Not sure if im going mad but struggling with this
(a) Write down the polynomial P in x, y such that:
x^6 − y^6 = (x^2 − y^2)*P.
Many thanks in advance.
Hint :
Denote $\displaystyle t=x^2$ and $\displaystyle a=y^2$ then,
$\displaystyle x^6-y^6=t^3-a^3$
so,
$\displaystyle a$ is a root of $\displaystyle q(t)=t^3-a^3$
and you can decompose it using Ruffini's rule.
Fernando Revilla
Hello, breitling!
$\displaystyle \text{Write down the polynomial }P\text{ in }x, y\text{ such that:}$
. . $\displaystyle x^6 - y^6 \:=\: (x^2 - y^2)\cdot P $
Don't you recognize that difference of cubes?

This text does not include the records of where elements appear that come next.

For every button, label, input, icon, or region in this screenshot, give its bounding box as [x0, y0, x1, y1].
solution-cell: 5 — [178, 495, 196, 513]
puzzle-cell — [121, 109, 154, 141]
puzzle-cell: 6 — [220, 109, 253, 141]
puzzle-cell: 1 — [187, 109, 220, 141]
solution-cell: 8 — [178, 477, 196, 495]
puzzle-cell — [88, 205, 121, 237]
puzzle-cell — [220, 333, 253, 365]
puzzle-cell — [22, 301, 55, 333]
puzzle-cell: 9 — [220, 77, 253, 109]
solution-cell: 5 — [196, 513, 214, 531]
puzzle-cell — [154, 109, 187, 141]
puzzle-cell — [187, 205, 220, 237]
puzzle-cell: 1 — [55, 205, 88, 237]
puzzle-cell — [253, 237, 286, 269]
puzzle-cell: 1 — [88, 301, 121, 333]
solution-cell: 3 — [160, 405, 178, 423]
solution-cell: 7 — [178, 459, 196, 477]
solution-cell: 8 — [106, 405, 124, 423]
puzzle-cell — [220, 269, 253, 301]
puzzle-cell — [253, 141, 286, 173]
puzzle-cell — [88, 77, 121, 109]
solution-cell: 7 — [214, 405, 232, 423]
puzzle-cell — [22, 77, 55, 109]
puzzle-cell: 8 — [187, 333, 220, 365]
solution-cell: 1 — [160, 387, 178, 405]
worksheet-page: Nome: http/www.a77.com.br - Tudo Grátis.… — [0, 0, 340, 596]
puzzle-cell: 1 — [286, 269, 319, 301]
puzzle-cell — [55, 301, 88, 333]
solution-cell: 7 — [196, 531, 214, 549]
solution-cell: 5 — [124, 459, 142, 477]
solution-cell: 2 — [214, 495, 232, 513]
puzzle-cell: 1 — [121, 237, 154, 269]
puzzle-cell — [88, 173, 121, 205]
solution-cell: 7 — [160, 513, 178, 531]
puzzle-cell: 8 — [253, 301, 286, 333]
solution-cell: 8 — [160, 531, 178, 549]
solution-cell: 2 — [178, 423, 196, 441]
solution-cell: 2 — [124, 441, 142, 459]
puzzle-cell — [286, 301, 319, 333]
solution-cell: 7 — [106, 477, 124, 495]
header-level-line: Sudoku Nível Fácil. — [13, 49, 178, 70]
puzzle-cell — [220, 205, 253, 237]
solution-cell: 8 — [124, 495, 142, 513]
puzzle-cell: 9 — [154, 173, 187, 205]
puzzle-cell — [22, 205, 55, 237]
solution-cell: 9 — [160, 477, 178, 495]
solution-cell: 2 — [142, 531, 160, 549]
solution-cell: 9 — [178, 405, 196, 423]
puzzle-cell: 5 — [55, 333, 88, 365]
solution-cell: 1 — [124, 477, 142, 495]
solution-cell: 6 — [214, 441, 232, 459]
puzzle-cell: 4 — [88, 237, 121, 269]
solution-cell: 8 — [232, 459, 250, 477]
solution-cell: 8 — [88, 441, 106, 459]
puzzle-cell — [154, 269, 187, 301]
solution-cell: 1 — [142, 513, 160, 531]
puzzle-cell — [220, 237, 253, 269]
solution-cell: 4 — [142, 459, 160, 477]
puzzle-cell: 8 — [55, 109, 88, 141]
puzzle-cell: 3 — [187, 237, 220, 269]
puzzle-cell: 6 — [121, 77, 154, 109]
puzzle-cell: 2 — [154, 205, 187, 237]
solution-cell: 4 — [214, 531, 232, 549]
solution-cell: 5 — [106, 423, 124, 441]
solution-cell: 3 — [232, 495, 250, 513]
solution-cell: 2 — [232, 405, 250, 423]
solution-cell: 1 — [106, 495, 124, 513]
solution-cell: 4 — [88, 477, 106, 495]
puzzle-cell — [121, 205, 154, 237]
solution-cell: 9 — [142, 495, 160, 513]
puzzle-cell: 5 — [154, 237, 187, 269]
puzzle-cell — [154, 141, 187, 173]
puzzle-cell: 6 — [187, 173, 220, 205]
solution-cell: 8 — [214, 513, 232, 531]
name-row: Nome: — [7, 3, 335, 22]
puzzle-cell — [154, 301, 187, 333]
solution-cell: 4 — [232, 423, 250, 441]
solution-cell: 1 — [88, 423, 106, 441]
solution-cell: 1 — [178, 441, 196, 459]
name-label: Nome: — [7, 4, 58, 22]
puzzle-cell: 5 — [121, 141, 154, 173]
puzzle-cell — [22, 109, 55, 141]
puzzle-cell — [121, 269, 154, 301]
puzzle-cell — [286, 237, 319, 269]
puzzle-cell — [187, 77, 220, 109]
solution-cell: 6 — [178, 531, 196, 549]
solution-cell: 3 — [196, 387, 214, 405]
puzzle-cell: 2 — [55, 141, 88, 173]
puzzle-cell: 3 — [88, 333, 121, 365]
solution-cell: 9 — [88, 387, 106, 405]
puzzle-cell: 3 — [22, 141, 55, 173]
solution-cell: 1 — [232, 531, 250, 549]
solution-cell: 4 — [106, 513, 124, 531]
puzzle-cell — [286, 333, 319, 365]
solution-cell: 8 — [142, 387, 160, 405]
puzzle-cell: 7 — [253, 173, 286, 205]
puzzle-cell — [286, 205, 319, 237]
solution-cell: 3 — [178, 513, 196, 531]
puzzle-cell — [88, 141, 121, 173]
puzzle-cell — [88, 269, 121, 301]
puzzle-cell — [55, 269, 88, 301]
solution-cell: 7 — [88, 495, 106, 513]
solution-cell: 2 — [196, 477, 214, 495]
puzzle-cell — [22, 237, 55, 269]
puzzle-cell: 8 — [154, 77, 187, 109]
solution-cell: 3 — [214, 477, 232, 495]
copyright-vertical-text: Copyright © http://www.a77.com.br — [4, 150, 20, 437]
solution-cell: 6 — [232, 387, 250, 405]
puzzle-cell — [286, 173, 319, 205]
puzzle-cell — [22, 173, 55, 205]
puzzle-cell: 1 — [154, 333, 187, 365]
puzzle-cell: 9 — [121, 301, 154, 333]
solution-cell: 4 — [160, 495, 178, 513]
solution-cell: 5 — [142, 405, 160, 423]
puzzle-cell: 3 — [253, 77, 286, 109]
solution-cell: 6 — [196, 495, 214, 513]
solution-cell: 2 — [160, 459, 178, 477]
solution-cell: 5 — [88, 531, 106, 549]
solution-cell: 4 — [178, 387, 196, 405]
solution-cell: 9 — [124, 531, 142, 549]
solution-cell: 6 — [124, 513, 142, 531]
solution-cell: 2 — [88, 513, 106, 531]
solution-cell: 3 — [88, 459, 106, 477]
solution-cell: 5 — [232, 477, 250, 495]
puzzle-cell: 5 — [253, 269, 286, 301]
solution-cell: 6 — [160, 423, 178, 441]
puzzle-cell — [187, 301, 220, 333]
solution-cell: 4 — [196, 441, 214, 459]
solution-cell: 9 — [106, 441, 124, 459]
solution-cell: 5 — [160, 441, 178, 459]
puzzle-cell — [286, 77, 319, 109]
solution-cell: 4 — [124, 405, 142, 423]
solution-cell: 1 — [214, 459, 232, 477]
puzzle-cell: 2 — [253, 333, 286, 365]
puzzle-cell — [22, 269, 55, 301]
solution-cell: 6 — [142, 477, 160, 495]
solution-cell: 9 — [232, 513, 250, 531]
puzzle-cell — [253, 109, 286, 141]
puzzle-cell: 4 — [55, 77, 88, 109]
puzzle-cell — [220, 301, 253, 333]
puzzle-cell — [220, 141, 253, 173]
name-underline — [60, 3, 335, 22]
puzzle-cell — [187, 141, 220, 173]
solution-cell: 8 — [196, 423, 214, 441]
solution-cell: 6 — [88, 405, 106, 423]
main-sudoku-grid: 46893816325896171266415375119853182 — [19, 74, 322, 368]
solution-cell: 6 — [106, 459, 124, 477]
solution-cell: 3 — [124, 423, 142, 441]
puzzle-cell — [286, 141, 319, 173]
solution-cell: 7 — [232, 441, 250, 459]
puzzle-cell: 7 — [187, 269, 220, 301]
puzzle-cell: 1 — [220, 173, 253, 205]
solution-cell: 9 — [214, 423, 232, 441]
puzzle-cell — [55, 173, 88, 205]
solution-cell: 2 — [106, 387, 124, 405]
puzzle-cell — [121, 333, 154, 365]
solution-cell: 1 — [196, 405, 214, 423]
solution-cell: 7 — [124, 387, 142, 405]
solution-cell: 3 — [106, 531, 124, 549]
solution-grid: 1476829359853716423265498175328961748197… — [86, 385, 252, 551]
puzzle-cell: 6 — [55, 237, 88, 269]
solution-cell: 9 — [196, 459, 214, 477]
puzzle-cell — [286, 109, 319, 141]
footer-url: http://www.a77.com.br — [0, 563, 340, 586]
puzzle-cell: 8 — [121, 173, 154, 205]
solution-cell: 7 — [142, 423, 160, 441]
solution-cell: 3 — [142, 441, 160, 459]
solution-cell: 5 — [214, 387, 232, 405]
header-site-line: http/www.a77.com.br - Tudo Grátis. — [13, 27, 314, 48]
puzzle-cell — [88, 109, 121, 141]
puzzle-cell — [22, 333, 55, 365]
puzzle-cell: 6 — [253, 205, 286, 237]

. . . . $\displaystyle a^3 - b^3 \:=\:(a-b)(a^2 + ab + b^2)$
~ ~ ~ ~ ~ ~ ~ ~ ~ ~ ~ ~ ~ ~ ~ ~ ~ ~ ~ ~ ~ ~ ~ ~ ~ ~ ~ ~ ~ ~
The very least you can do is some Long Division . . .
. . $\displaystyle \begin{array}{cccccccccc} &&&& x^4 & + & x^2y^2 &+& y^4 \\ && -- & -- & -- & -- & -- & -- & -- \\ x^2-y^2 & | & x^6 &&&&& - & y^6 \\ && x^6 &-& x^4y^2 \\ && -- & -- & -- \\ &&&& x^4y^2 \\ &&&& x^4y^2 &-& x^2y^4 \\ &&&& -- & -- & -- \\ &&&&&& x^2y^4 &-& y^6 \\ &&&&&& x^2y^4 &-& y^6 \\ &&&&&& -- & -- & -- \end{array}$
A better solution:
$\displaystyle \displaystyle x^6 - y^6 = (x^2)^3 - (y^2)^3$
$\displaystyle \displaystyle = (x^2 - y^2)[(x^2)^2 + x^2y^2 + (y^2)^2]$ by the Difference of Two Cubes rule...
$\displaystyle \displaystyle = (x^2 - y^2)(x^4 + x^2y^2 + y^4)$.
So what is $\displaystyle \displaystyle P$?